Je suis ce que la société actuelle appelle un panier percé. Je fais parti de ces gens qui ont de mauvais rapports avec leur banquier. Croyez-vous que cela m’embête de ne pas être dans le top ten de ma banque ? Honnêtement, non. À dire vrai je m’en tape parce que mon banquier n’est pas mieux que moi, lui aussi est souvent dans le rouge, alors qu’il me traite de panier percé me passe au dessus de la tête. Cela dit, je voudrais que les choses soient claires car si le rapport que j’ai avec lui me laisse quelque peu indifférente, il n’en est pas de même avec mon moi intérieur car cela n’a rien d’amusant. Oh que non croyez-moi !

Voyez-vous, après exercice de la chose et ce depuis de très longues années, je me rends compte qu’il est dure de vivre quand on est un panier percé. C’est vrai, quand arrivent les soldes, ou quand vous voulez vous faire plaisir (force est de constater que vous voulez tout le temps vous faire plaisir) qu'il est douloureux de voir afficher sur l’écran de la caissière « paiement refusé » ou « provision insuffisante » quand vous vous dirigez vers un distributeur de billet. Ça fait vraiment mal, croyez-moi.

            Comprenez bien que si j’étais un tant soit peu raisonnable, que je me dirais finalement tous ces achats ne sont que futilités mais ce n’est pas possible car quand je traverse n’importe quelle rue, même la plus minable de Paris, mes yeux sont encouragés à dévier du trottoir pour se perdre dans ces vitrines qui me narguent sans arrêt. Comment ne pas être un panier percé dans ces cas là ? Certaines diraient qu’il faut simplement éviter tous ces endroits, qu’il faut apprendre à faire des soustractions, qu’il faut combattre ce mal qui sévit en moi.

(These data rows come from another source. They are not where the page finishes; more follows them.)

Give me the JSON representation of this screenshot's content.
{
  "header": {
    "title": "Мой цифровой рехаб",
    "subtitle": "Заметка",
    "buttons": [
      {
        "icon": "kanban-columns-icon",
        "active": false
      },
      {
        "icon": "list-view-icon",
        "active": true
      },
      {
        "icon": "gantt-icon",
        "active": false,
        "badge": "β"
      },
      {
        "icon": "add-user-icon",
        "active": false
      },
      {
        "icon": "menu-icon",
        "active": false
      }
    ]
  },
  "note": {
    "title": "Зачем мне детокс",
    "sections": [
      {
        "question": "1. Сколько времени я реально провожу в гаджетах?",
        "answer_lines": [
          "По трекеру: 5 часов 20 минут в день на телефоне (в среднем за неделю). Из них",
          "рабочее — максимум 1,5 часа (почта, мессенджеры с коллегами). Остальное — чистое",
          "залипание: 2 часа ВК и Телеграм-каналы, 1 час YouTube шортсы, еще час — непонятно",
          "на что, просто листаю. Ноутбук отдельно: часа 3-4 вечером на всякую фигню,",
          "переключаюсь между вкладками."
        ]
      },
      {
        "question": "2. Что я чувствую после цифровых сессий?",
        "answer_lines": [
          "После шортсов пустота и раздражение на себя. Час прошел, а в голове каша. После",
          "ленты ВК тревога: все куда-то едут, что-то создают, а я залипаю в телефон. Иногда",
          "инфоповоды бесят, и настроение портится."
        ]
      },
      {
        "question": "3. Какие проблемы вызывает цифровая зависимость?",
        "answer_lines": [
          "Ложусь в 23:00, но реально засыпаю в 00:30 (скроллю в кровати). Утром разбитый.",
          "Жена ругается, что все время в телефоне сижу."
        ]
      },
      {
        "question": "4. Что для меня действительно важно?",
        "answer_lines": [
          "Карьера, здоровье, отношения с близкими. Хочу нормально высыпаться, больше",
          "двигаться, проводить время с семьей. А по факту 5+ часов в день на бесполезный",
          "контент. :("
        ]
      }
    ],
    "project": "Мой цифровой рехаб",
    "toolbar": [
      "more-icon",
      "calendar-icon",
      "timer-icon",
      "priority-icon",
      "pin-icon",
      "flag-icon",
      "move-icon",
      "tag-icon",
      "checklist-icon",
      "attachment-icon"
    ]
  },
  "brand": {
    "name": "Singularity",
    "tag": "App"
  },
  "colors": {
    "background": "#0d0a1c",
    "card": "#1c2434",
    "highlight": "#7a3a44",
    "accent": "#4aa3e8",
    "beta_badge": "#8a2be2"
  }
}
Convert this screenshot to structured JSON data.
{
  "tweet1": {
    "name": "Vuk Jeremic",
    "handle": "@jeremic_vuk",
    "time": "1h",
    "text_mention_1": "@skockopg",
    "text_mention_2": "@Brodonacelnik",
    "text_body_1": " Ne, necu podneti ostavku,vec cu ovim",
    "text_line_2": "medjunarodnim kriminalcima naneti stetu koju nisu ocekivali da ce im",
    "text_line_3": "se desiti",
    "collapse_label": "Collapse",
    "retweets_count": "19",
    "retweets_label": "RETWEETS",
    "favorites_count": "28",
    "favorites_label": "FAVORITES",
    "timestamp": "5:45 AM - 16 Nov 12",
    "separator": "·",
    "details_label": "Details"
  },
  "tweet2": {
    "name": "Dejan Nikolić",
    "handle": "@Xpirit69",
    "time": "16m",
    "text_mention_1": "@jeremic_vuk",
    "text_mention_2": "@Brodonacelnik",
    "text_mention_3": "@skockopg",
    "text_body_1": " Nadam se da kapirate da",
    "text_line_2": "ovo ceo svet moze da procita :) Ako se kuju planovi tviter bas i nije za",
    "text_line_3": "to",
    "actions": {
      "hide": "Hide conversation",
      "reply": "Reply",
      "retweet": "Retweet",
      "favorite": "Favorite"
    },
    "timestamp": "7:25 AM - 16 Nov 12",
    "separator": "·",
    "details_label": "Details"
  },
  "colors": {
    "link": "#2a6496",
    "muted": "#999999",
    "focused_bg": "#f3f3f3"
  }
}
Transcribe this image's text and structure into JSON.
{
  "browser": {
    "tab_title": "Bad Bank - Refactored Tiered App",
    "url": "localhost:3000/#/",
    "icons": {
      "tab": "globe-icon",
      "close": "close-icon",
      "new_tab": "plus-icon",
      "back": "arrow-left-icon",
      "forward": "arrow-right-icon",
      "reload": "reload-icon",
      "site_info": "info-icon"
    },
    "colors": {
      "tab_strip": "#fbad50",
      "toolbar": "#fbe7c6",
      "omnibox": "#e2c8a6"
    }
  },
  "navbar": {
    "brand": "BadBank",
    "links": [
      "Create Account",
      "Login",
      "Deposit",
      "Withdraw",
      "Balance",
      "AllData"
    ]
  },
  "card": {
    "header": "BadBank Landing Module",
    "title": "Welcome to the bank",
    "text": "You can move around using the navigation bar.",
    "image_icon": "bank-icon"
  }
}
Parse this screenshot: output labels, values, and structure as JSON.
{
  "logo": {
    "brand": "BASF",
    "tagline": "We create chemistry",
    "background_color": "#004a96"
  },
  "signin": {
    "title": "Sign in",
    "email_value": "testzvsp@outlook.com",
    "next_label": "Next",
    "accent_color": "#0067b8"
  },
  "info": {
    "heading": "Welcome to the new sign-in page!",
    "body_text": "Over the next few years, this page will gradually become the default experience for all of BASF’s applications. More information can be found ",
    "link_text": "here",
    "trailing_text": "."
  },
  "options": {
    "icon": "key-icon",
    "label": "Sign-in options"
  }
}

Je veux bien, mais comment ? En réalité, tout cela est plus facile à dire qu’à faire !

Croyez-vous qu’il soit facile d’aller aux galeries Lafayette, de se balader de rayons en rayons et de rentrer chez soi les mains dans les poches ? Croyez-vous qu’il soit facile d’aller aux galeries Lafayette encore une fois et de voir qu’enfin ce chemisier que vous lorgnez depuis trois semaines est ENFIN soldé à moins trente pour cent ? Et bien je vais vous dire que NON. Ce n’est pas facile et je défie quiconque de me dire que si.

Bien sur certaines pensent que les filles comme moi sont êtres écervelés et capricieux,  et qui estiment que de toute façon quelqu’un viendra les sauver, que quelqu'un aura pitié. Mais je vais vous dire je ne suis pas écervelée et encore moins capricieuse, loin de là. Je vis dans un monde où le fric s’envole par les fenêtres. Je vis dans un monde où le paraître a pris le pas sur le vrai. Je vis dans une société ou il n’est pas possible d’aller au travail avec les mêmes fringues deux fois de suite. Alors oui, je suis obligée d’acheter. Est-ce que je suis pour autant obligée d’être dans le rouge tous les mois, d’être harcelé par mon banquier parce que je suis à découvert de mille cinq cent euros. Honnêtement, non et je le sais. Je suis entièrement d’accord avec le fait que je pourrais ne pas être à découvert, mais je ne suis pas d’accord avec le fait que tout cela est entièrement de ma faute. Je ne me cherche pas d’excuse. Je dis seulement que si je suis un panier percé c’est parce que le système de surconsommation dans lequel je vis qui me fait rêver, qui me propose un superbe appart avec un taux d’intérêt super alléchant, ce même système qui me propose une carte de crédit pour chacun des magasins où je vais, ce même système qui me propose un découvert équivalent à mon salaire, ne peut pas me dire aujourd’hui qu’il va me faire ficher à la banque de France parce que c’est LUI qui fait de moi aujourd’hui un panier percé.

            J’imagine fort bien qu’une majorité ne me comprendra pas, mais à cette majorité je dis que je suis une victime de la société et que le jour où les magazines, les pubs, les médias, les banques cesseront de faire rêver les gens leur promettant monts et merveilles je dirais que oui il me sera possible de colmater les brèches de mon panier. Il me sera possible de ne plus vivre sur mon découvert et d’envisager pourquoi pas d’avoir enfin une épargne. Épargne qui aujourd’hui me fait défaut puisque je dois rembourser le prêt de mon appartement.

En attendant, cessez de me juger, et de vouloir me faire la morale parce que je n’arrive pas à compter mes deniers et que je flambe tout aux galeries Lafayette.